My phone buzzes urgently with a new notification. I open it at the speed of light to escape my little conversation.
"Been up all night trying to finish this assignment, Noxxie. Can we take a rain check for our plans? I'd like to sleep in," writes Casia.
"Sure," I write back.
"I'm sorry, did I wake you up? Or, are you having sleeping difficulties again?"
"Neither, I just have a terrible cold," I lie.
"You need to invade some Vicks right now."
"Okay, I'll gather my troops."
Why are you like this?"
Can we go inside now, please? I'd like to sleep in too.

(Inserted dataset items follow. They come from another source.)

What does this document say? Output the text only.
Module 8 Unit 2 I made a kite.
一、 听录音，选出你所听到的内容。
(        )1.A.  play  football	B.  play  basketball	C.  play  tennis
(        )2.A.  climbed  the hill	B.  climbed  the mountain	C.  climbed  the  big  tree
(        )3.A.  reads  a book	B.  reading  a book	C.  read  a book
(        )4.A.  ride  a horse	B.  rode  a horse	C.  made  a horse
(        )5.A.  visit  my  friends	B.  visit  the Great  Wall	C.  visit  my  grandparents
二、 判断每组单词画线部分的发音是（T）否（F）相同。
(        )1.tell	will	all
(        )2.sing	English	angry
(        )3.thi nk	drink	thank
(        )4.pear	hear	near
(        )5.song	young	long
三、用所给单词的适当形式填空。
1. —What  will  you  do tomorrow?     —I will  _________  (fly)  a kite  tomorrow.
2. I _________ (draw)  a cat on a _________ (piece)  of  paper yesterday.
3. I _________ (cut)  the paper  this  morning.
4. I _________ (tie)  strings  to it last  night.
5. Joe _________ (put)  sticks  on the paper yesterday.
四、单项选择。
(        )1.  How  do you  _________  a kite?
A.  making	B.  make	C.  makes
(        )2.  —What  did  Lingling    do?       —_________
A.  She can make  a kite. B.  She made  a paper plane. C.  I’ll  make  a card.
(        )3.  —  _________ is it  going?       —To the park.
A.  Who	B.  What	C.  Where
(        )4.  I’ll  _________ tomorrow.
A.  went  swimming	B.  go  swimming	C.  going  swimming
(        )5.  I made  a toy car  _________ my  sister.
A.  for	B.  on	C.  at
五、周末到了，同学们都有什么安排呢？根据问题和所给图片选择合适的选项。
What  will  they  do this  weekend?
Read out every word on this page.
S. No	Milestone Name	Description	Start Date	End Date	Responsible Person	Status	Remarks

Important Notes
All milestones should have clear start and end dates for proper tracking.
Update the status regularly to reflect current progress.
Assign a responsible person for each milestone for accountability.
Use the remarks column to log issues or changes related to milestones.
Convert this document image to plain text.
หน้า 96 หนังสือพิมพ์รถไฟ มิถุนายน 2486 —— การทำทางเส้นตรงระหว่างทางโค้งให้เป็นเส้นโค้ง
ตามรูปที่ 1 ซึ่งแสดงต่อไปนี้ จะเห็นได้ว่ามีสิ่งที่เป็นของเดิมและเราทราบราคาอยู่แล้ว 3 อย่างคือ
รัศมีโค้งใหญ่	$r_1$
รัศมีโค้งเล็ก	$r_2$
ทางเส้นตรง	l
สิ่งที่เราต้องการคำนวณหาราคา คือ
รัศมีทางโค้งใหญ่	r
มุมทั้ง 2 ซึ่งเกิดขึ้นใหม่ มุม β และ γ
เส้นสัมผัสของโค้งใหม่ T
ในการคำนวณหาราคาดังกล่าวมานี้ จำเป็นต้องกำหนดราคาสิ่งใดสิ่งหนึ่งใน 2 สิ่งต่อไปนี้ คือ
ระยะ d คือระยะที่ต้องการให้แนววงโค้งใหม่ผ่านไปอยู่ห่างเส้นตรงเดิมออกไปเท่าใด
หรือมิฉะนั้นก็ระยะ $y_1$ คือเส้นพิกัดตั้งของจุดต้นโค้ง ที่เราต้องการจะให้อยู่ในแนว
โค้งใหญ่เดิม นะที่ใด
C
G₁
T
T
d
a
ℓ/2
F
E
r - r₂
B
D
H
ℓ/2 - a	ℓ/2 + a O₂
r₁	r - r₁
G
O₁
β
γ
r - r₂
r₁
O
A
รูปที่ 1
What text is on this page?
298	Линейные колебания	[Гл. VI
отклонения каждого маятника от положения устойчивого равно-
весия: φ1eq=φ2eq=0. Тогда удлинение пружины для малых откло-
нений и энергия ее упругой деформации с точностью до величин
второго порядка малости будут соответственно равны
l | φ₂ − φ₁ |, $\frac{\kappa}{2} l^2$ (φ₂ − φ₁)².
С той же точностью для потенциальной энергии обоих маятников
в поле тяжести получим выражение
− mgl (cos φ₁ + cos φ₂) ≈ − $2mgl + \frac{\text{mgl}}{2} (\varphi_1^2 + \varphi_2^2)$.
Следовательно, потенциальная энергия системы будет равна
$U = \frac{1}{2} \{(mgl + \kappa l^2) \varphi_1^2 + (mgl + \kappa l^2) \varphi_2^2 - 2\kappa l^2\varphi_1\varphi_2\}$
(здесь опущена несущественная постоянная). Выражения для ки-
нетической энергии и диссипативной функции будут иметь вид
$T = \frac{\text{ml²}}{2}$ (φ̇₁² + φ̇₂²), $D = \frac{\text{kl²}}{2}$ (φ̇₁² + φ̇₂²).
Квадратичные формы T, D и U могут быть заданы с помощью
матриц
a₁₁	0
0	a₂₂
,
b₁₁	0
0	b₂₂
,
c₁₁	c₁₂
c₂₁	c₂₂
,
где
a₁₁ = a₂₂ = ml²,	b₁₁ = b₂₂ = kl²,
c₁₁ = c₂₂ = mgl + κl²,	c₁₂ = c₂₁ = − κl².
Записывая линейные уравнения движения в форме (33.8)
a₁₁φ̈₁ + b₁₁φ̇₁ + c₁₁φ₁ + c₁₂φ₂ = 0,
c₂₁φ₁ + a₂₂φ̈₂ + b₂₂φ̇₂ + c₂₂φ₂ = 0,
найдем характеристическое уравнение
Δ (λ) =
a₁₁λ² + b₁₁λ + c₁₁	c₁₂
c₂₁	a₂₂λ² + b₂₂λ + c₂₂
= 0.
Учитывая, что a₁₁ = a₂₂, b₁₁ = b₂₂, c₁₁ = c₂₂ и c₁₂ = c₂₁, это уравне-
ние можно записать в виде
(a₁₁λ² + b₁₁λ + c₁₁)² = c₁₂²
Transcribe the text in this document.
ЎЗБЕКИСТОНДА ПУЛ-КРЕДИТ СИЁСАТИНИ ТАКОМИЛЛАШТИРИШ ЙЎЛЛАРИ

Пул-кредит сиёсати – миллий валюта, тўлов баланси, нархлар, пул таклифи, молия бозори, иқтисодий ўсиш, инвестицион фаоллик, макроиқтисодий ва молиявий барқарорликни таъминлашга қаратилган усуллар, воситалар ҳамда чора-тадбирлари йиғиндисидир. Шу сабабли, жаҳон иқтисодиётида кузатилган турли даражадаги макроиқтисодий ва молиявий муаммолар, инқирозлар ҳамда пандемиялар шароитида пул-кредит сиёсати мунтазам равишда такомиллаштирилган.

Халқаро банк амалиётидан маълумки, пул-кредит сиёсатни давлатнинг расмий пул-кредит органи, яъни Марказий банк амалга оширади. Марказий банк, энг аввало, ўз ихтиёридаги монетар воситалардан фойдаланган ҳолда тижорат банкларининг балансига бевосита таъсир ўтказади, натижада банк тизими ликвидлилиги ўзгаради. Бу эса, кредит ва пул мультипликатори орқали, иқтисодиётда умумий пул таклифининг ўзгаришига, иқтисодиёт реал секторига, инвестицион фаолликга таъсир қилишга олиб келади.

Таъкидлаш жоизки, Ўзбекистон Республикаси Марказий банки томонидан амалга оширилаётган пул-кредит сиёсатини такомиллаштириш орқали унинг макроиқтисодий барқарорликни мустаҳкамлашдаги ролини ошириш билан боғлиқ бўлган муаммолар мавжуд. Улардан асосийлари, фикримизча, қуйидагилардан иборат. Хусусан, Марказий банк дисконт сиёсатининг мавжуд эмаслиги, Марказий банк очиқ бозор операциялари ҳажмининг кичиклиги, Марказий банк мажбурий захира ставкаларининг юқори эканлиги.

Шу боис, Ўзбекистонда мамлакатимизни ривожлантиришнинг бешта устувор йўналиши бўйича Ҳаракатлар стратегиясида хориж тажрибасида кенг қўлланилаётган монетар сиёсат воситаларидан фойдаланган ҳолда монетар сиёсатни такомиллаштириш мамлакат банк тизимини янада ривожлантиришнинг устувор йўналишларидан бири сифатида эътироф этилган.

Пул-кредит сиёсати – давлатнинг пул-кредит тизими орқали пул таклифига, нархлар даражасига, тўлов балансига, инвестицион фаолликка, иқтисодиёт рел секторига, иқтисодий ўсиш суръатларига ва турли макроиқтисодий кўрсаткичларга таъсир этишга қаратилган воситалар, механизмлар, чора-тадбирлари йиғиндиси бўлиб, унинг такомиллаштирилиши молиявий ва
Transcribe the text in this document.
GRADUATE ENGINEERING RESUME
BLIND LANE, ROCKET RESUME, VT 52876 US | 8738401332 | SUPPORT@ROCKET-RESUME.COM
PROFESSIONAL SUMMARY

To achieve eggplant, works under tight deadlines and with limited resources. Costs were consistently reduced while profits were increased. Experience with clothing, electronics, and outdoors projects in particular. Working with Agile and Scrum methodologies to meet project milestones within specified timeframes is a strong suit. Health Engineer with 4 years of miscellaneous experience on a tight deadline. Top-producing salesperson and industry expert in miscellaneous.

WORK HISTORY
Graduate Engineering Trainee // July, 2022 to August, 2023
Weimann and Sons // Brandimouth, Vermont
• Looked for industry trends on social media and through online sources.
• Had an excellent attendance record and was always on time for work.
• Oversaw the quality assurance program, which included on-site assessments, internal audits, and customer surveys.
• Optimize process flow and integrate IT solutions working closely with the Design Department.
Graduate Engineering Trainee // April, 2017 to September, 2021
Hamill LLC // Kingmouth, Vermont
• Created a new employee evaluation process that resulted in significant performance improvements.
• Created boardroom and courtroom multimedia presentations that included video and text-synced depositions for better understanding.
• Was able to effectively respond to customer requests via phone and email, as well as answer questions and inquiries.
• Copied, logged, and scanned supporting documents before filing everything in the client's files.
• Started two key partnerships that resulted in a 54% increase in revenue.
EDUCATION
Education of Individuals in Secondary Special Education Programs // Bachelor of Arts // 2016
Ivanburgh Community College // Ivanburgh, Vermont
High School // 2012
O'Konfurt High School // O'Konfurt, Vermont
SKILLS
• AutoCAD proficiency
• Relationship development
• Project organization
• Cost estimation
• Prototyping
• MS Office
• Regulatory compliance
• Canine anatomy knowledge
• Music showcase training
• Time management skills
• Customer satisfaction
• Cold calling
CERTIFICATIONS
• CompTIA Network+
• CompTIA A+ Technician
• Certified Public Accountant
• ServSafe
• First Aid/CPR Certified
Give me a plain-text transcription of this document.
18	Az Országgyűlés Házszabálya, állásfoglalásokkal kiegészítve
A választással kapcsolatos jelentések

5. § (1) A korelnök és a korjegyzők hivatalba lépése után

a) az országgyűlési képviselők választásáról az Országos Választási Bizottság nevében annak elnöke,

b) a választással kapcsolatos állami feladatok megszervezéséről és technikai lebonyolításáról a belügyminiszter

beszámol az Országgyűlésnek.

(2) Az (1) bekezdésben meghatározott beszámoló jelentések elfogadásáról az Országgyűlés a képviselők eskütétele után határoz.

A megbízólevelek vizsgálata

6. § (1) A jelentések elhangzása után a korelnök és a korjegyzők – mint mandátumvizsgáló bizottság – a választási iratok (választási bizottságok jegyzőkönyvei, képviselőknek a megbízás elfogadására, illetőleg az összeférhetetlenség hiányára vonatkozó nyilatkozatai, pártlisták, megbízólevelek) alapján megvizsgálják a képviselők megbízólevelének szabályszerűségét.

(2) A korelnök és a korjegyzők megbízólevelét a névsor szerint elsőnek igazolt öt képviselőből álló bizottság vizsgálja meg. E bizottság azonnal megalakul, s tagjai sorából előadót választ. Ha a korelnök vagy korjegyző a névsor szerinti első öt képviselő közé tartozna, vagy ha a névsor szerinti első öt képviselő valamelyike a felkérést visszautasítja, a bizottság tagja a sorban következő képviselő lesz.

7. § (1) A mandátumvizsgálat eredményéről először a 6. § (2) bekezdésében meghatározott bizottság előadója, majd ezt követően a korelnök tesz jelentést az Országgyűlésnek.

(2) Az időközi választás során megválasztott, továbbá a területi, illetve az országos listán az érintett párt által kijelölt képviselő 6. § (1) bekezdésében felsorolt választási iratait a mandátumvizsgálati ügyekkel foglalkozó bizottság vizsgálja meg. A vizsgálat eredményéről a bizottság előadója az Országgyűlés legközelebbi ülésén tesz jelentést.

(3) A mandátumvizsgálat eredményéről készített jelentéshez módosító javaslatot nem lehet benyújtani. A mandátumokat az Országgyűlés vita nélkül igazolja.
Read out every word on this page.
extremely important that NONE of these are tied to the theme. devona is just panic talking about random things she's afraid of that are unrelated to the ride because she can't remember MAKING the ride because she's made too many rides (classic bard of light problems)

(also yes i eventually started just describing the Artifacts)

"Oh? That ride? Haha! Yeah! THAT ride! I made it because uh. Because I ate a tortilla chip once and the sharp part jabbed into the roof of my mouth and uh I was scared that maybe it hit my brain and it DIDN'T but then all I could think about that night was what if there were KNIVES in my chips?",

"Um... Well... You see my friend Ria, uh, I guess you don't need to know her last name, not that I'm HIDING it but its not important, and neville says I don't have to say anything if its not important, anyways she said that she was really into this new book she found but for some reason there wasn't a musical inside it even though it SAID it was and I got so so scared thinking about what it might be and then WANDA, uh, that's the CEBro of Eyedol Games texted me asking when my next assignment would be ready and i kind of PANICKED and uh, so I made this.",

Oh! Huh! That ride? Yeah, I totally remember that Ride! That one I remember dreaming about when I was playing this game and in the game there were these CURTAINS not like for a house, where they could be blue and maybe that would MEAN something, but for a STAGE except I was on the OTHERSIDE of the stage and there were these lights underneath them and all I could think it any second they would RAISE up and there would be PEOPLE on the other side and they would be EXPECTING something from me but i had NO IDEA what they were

I can't believe this. You're… fine.
Almost reflexively, I check my hand in the dim glow of the rising sun before stepping back in, hoping for a change in my colour. Nothing. I sigh.
Nox Caelo will be worthy of her name again someday.
Until then, we just have to focus on getting better.
It'll be okay, I'll be fine.
Unbeknownst to herself, a silver dot the size of a full stop is victorious in the war to place itself among its duller peers on the small of her back.